Он стремился на основе искусства европейского модернизма создавать язык символов, отражающий индивидуальное восприятие архитектором местной ситуации, и подшить ему формообразование. Зевако превращал сооружения в пространственные комбинации символических знаков, надеясь создать метафоры, ассоциирующиеся с местной мифологией. Характерен построенный им павильон города Касабланки на Международной ярмарке в Касабланке, Марокко (1960). Перевернутая лопая бетонная пирамида, углы которой продолжены устремленными вверх консолями (к ним крепились тросы вантовой кровли), демонстрирует не только возможности материала, но и взрывную энергию развития города.
В числе впечатляющих произведений Эевако — Центр переобучения в Тит-Меллип, Марокко (1969). Напряженная игра осей и геометрических фигур асимметричного плана обладает эстетической самоценностью абстрактной картины. Динамика плана эффектно перенесена в пространство очертаниями объемов, особенно — выброшенными вперед остроугольными контурами крытого амфитеатра, образовавшего «суперпортал» над главным входом.

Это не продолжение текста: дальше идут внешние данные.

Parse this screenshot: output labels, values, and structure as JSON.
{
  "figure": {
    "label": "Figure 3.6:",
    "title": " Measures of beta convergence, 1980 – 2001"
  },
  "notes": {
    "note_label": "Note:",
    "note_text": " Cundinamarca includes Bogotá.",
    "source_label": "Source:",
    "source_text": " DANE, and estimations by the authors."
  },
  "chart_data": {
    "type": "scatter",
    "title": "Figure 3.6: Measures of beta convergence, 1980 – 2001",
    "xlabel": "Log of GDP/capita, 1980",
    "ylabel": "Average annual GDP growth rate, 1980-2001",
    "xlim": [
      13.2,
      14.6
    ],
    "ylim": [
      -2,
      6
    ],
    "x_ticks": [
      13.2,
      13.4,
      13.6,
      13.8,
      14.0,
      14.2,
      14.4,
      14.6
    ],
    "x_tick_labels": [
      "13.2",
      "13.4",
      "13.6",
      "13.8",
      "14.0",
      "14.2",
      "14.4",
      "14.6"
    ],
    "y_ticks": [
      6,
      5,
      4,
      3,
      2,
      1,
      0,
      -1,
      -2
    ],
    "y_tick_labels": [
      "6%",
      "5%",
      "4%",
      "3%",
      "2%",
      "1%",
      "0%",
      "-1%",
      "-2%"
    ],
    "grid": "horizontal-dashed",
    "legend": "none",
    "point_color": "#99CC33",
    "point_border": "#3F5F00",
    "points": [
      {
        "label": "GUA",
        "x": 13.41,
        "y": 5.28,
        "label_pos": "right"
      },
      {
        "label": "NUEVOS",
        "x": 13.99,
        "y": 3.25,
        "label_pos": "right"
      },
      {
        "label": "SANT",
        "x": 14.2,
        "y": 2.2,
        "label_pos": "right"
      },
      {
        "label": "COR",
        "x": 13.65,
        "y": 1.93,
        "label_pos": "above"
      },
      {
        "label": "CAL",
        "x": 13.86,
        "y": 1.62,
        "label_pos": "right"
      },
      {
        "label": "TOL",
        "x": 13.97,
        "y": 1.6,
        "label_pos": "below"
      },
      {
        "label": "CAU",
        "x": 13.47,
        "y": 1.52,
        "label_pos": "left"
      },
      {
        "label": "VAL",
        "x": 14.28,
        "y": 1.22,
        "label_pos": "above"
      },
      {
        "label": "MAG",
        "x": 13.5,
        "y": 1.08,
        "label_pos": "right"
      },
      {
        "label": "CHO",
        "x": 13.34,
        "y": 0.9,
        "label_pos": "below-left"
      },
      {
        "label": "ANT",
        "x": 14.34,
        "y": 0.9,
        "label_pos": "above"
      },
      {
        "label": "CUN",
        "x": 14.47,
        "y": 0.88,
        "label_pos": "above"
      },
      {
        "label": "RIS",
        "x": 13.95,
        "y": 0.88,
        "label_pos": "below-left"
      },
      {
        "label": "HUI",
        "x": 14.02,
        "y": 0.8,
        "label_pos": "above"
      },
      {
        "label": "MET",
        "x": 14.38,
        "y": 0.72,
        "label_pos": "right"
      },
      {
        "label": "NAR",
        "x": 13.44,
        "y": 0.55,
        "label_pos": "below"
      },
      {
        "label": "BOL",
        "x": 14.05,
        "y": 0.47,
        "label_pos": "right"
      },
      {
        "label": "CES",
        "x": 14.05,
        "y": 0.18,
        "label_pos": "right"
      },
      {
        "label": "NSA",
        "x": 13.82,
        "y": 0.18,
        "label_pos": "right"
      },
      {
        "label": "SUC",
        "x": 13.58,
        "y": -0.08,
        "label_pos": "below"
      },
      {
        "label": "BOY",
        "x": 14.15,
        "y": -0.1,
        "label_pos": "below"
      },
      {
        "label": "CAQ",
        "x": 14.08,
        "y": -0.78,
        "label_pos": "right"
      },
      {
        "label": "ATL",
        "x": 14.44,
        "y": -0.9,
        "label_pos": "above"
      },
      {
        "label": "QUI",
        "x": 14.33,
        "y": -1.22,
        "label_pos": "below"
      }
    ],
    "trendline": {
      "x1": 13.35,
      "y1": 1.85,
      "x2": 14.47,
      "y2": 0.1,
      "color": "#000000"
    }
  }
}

Образ порожден индивидуальным восприятием места и специфики национального характера, но воплощен средствами парижской школы абстрактного искусства. Пространственного размаха язык символов Зевако достиг в объемах здания суда в Бен Ахмед и в школьных комплексах в Агадире. Агадир-Талбори и Куарцацате (1966) В его систему вошел ритмический рисунок проемов бетонных стен-экранов. Зевако нигде не использовал привычную форму окна — только перфорацию огромных гладких поверхностей минимальными квадратными отверстиями или узкие горизонтальные и вертикальные щели-амбразуры, складывающиеся в асимметричные комбинации. Иногда, как на фасаде-экране Дворца правосудия в Мохаммедиа, Марокко (1962-1963). плоскость рассечена как бы стремительными разрезами натянутой ткани. Зевако — изобретательный и артистичный абстракционист. Дуализм, присущий архитектуре модернизма, он всегда разрешал в пользу формы, подчиняя ей функциональную целесообразность; его форма независима в степени, которую редко может позволить себе архитектор. Его яркие метафоры неоднозначны, их родство со значениями образов национальной культуры не очевидно.
Проблема несовместимости импортированного и местного особенно остро вставала в жилищном строительстве. Для благоустроенного городского жилья избиралась европейская модель свободной застройки обособленными многоэтажными пластинами и призмами, следующая моделям CIAM, которая противопоставлялась традиционной городской ткани, плотной и непрерывной. Лишь при реконструкции трущоб — под давлением необходимости экономить средства—обращались к народному жилищу, достигая органичного единства с местными условиями и своеобразия.
То, что иную жизнь должны вмещать иные архитектурные формы, едва ли не первым осознал Ле Корбюзье. Однако при проектировании для Индии эту иную жизнь- заслонил от него виртуальный мир утопической мечты. Чандигарх и его постройки он создавал, руководствуясь сценариями жизненных процессов, основанными не столько на реалиях современной индийской культуры, сколько на собственных представлениях о «должном» (о его работах в Индии упоминалось выше). Существенную роль сыграло его отношение к индийскому как экзотичному. Но в произведениях Ле Корбюзье и для самих индийцев многое оказалось «экзотичным», а главное — не отвечающим климатическим условиям и трудным для функционального освоения.